Ah, the "clean" war story. What is that exactly? Pass me a serving of guts with the glory please. Also, I cannot imagine a young recruit getting through boot camp, let alone facing the horrors of battle without invoking a certain name in vain or dropping an f-bomb or two. (Actually, I can't imagine spending the day with middle school students and not hearing it if one pays any attention at all to casual conversations during the day.) Lynch manages to pull it off language-wise; but I must admit, I'm not one to notice. I was halfway through the first book when I noticed the absence of raw language. This series is commendable for managing to be middle grade friendly but not sanitized to the point of meaningless prattle. Does it convey the social and political ramifications of the war globally and on the home front? No, but it's the rare middle grade reader who is sophisticated enough to want that. (Seriously, I did see one blog review criticizing the book for not delving into the politics of the war.) (I also found a review that stated it was great for middle school until the violence got graphic. Really?) What exactly do middle grade readers want in a war story? Guts as far as I can tell. Glory is probably good as well, but there has to be guts.
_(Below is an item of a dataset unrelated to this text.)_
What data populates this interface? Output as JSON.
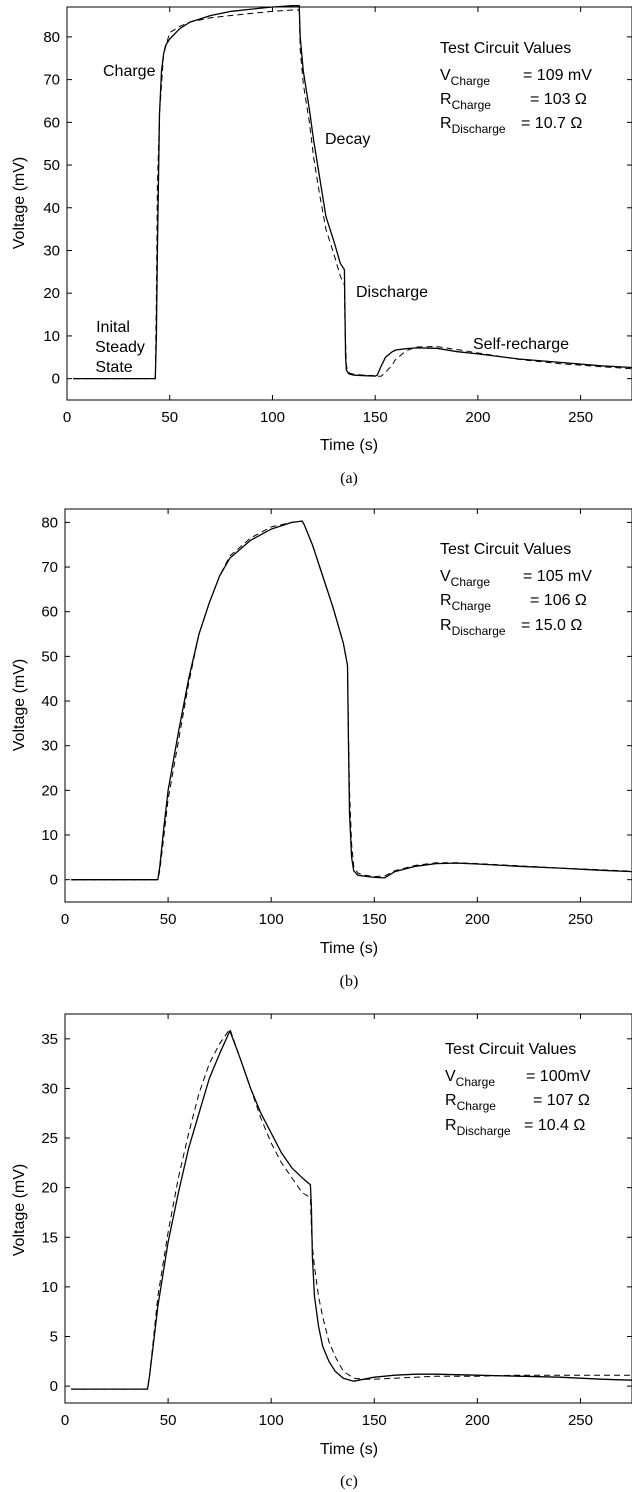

The next installment, Free-Fire Zone, is due out November 1, 2012. Surprisingly, it's Rudi's story. For some reason, I thought his point-of-view might be the last book.

Here's part of the publisher synopsis: 
Rudi is perhaps the most concerned about whether or not he'll be able to keep that promise (reuniting with his friends at the end of their tours). After all -- and he'd be the first to admit this -- he's not the most capable guy. He's not smart like Beck, or brave like Ivan. He lacks the strength of Morris's moral convictions.

But once Rudi is pulled kicking and screaming into the Marines, he at last finds something he's good at: following orders. Will that be enough to keep him alive? And if he does survive the war, will his best friends even recognize him on the other side?

And here's the cover:

Ah, Rudi, Rudi, my heart is already breaking for you. How much more can it break?